Critical Assessment of Metagenome Interpretation - the second round of challenges
This is a summary of our DalMUG journal club discussion of this paper written by Robyn Wright
Summary
This study used newly generated simulated samples to test a range of different tools commonly used for metagenomic assembly, genome binning, taxonomic binning and taxonomic profiling. Meyer et al. have extended the results from the first CAMI challenge by sequencing genomes from a plant root environment, a marine environment and clinical or murine gut strains. Meyer et al. used these newly sequenced genomes to simulate both long and short read metagenome samples from the marine or plant root environments and for a “strain madness” dataset (where they include multiple strains of the same species). They then asked the authors of bioinformatic tools to download the challenge datasets (simulated metagenomic samples) and to provide the results obtained by their tool as well as all parameters and settings used to run the tool. Altogether, over 5000 submissions from 76 programs were included here. The study then discusses the results for each challenge – assembly, genome binning, taxonomic binning and taxonomic profiling – using a range of different metrics to determine the “best” performing program in each category. We were pleased to see an update to the previous CAMI study, and this work is really useful for the microbiome community, but we felt that there were several aspects of the writeup that could be improved upon in order to increase the clarity and presentation of this study.
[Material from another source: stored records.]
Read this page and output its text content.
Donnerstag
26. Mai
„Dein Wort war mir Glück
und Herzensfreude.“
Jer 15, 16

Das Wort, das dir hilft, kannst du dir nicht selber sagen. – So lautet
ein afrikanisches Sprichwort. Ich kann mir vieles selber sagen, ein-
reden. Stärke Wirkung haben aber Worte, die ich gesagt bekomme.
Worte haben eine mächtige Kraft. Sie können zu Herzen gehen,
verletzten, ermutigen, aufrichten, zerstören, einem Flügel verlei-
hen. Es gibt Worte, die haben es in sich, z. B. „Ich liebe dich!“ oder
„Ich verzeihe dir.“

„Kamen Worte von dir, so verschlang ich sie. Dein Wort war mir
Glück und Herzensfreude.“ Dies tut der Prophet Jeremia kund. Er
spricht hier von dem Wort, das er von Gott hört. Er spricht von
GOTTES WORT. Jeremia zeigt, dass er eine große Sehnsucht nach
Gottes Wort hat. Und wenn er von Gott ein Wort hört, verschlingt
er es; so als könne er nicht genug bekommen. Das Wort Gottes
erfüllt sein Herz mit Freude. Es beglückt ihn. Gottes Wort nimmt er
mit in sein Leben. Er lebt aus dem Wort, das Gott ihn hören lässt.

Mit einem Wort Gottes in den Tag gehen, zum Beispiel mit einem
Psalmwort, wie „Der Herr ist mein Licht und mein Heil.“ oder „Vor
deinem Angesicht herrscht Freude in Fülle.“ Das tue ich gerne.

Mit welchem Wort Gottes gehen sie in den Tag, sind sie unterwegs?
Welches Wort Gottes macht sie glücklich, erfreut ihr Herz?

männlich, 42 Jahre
Below are the key points that came up during our discussion.
Points of Discussion
- There were some parts of the manuscript where it would be useful for the method to be detailed more fully, even though it is the same method used in their previous study (for example, when the results mention the creation of the gold standard assemblies)
- There were several abbreviations used that we thought detracted from the readability (e.g., mismatches, MEGAHIT assemblies, gold standard assemblies)
- Much of the results were quite difficult to read because they jumped quickly between the metrics and tools being discussed
- The figures were quite difficult to interpret:
- Figure 1: would be much easier to read if the radar plots were replaced with line or bar graphs – for example, in panel a, some of the values for SPAdes and A-STAR look quite similar, but as they are not next to each other it is impossible to compare
- Figure 2: providing a summary for each tool across the different datasets would have been very useful, there is a lot of information here and it is quite overwhelming
- Figure 3: not a comment on the graph itself but we were confused about how the average completeness is in many cases lower at the domain level than the phylum level
- While most metrics used were explained in the methods section (apart from the NGA50, which we had not previously come across), we didn’t really understand why some were given different names than what is typically used in the field. For example, while using the terms completeness and purity made sense when assessing assembly or genome binning performance, recall and precision are what these are typically termed in methods assessing taxonomic binning or profiling performance. Likewise, we didn’t know why the L1 norm and weighted unifrac distance metrics were termed “error”. This caused us to search for what made this error metric different from the distance that we are used to seeing, before realising that these were just given a different name. Given that most readers will not read a paper from start to finish, sticking to standard terminology used by the field would make reading much easier.
- While we were really pleased to see simulated metagenome samples that were closer to environmental samples, we thought that because the samples used genomes from isolates that there will be a bias towards taxa that can be easily cultured and that are therefore more likely to be in databases already. We don’t really see a good alternative to this (although including genomes with a simulated greater Average Nucleotide Identity to the databases could help), but we did think that this should maybe be pointed out.
- While we do understand that choosing the best tool can be a little subjective as the metrics that matter most may depend on the question that you are asking of your data, we would have liked the authors to have made more of an attempt to do this, particularly for the taxonomic binning/profiling. Some solid recommendations in the conclusions section would be nice.
- We can appreciate that the parameters used to run each tool are just what was submitted by the challenge participants, however, we would have liked to see more on how this impacted the results. For example, Kraken2 (which we are very familiar with) has a confidence threshold that can be set and – in our experience – increasing this slightly probably would have drastically increased the precision (purity) while not changing the recall (completeness) very much. Knowing that this may be true for one tool just made us question how the results might change if the parameters used were optimised more for each program. Likewise, the database used for all tools was just the NCBI RefSeq nt database, and we wondered what impact including the full RefSeq database would have had on the results.
- We weren’t sure that it was very useful to look at the taxonomic profilers/binners as an average across ranks – if they didn’t perform at the higher taxonomic ranks then this would obviously be really problematic, but it is the lower ranks that would generally be the focus anyway.
- In the methods for the taxonomic profiling, it was mentioned that each program was given a rank, but we didn’t see mention/graphing of these ranks in the results.